Drewry has identified four key factors contributing to these issues: stagnant capacity, very strong demand growth, shipper behaviour, and operational disruption.

Carriers have added numerous ships to their East-West services to compensate for longer routes resulting from Red Sea attacks. On the Asia-North Europe route, carriers increased their ship numbers by 24 per cent and total capacity by 17 per cent. However, this resulted in only a 2 per cent increase in effective monthly capacity due to longer travel distances. The Asia-East Coast of North America route saw a 9 per cent increase in ship numbers, but no increase in effective capacity. Despite delivering one million TEU of ship capacity in the first four months of 2024, this had no impact on effective monthly capacity, as per Drewry.

The remaining capacity to be delivered in 2024 is projected to finally expand effective capacity, addressing the need for more ships following the Red Sea diversions.

Transpacific volumes and other routes have shown strong growth compared to the previous year. The National Retail Federation forecasts US containerised imports for May at 2.1 million TEU, up 8 per cent from May 2023. However, this is still 12 per cent lower than the pandemic peak of May 2022.

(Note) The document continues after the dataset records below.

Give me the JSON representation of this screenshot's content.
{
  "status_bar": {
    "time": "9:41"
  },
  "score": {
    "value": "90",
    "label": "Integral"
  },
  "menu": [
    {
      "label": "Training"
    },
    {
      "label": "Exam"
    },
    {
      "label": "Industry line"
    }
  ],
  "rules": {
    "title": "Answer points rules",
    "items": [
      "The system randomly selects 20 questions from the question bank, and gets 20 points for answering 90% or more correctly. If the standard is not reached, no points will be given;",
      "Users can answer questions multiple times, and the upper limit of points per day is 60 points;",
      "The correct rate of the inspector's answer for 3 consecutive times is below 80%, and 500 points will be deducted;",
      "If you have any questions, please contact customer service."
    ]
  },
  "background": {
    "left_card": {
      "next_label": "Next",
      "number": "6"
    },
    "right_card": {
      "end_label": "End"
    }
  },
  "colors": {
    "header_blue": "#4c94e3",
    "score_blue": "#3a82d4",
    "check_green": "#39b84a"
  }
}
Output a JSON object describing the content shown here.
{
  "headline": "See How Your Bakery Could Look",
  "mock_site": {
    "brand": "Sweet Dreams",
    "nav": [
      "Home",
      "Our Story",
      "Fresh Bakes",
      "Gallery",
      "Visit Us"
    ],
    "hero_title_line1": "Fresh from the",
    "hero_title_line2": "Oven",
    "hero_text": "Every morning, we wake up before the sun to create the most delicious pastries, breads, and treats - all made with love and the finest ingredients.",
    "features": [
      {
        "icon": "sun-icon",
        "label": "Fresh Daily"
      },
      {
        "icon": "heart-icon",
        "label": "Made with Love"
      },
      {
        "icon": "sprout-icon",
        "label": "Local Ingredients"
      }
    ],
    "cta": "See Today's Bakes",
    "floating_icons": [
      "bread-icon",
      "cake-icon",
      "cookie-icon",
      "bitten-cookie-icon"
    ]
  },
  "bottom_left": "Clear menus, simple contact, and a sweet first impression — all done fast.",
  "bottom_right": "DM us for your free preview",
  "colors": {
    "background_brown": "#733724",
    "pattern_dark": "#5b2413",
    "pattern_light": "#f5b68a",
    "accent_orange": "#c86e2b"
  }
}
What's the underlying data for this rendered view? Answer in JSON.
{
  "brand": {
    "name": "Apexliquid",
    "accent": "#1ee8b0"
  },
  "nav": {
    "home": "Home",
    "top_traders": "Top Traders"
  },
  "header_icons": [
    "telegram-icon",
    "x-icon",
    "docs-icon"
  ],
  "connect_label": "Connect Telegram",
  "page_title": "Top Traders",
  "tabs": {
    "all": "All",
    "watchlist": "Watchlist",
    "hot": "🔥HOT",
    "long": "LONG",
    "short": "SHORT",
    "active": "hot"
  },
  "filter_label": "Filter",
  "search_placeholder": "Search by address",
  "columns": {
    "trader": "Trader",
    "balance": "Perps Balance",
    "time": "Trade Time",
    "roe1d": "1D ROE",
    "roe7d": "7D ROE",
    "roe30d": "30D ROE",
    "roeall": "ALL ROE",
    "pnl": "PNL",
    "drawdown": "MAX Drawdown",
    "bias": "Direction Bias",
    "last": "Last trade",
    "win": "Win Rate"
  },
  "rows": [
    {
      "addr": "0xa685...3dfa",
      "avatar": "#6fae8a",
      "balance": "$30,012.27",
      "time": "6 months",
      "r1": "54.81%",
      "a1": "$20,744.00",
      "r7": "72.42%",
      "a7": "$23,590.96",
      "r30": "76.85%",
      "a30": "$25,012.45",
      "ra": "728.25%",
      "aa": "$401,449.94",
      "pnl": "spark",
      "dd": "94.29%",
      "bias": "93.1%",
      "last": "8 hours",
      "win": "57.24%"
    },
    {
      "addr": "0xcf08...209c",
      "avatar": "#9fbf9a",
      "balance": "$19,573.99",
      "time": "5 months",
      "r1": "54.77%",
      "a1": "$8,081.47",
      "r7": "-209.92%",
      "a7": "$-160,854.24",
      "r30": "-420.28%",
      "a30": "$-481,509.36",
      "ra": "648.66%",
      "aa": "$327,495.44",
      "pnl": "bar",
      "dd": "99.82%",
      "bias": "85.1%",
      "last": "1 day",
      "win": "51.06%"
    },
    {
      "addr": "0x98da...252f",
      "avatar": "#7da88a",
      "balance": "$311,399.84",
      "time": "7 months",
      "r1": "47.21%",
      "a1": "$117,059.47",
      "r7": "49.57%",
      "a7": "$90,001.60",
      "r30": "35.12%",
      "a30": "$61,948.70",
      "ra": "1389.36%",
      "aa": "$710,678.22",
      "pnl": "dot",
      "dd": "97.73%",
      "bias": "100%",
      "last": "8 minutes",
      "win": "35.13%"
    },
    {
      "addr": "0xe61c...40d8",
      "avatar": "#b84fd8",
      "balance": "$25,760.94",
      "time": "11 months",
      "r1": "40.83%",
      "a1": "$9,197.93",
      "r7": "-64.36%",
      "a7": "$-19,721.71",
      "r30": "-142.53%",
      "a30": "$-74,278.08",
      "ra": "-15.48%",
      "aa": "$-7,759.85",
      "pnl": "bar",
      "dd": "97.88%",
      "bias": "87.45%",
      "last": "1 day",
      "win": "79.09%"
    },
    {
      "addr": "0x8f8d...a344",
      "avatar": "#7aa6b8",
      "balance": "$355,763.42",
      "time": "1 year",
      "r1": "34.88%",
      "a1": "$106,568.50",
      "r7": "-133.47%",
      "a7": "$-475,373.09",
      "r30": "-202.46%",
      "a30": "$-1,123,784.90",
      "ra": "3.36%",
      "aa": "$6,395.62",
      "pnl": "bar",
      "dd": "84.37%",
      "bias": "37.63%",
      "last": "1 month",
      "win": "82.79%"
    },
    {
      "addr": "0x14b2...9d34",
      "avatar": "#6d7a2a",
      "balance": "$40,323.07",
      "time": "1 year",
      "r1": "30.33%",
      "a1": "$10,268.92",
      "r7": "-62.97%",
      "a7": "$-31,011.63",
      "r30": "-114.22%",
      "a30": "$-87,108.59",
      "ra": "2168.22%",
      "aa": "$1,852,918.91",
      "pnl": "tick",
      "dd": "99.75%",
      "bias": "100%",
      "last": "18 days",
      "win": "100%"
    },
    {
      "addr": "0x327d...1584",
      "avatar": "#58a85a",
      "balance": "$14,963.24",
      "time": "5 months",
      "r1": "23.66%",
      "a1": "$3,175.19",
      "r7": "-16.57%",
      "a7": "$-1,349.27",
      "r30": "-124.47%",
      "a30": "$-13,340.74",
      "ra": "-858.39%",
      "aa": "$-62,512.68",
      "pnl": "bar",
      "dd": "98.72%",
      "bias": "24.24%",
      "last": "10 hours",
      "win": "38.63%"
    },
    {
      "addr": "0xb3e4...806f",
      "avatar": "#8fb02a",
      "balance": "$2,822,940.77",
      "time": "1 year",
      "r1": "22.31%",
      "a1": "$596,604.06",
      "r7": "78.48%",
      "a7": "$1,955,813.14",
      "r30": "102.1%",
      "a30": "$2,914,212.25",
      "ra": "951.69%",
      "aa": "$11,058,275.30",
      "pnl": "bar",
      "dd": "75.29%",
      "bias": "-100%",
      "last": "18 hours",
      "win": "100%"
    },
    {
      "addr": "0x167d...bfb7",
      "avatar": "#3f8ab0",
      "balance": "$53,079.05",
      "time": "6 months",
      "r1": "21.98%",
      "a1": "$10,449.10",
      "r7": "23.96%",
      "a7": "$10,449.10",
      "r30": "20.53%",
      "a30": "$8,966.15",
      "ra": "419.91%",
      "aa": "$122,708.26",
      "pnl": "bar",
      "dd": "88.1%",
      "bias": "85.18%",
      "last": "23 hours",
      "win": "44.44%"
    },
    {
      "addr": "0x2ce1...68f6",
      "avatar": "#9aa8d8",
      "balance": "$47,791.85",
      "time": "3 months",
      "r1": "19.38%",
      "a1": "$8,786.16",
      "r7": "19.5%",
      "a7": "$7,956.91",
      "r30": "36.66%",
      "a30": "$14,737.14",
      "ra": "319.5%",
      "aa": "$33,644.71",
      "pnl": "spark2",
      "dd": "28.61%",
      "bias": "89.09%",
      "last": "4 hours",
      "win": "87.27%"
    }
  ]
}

A survey of Drewry Benchmarking Club members revealed that some international shippers are shipping early to ensure timely arrivals, causing additional capacity issues and delays. Drewry suggests that this early peak season is a short-term market change and predicts a volume vacuum once peak volumes subside.

Port productivity has declined, with ships spending 43 per cent more time waiting to berth at high-volume ports compared to the third quarter (Q3) of 2023. A major Asian transhipment port is experiencing near-record container densities, and port strikes on the US East and Gulf coasts could exacerbate disruptions. The global container market's supply-demand balance has been further strained by these operational challenges.

Drewry's preliminary numbers indicate that operational disruptions and lower port productivity are severely constraining supply. The organisation is considering various scenarios for the duration of the Red Sea diversions and their impact on supply and demand. A survey of 90 respondents found that only 17 per cent expect an end to the diversions before the end of 2024. The majority (60 per cent) anticipate the situation will persist into the first half of 2025.

Most respondents believe it will take at least three months to normalise liner operations once the Red Sea diversions cease, with 43 per cent predicting a three-month period and 27 per cent expecting longer.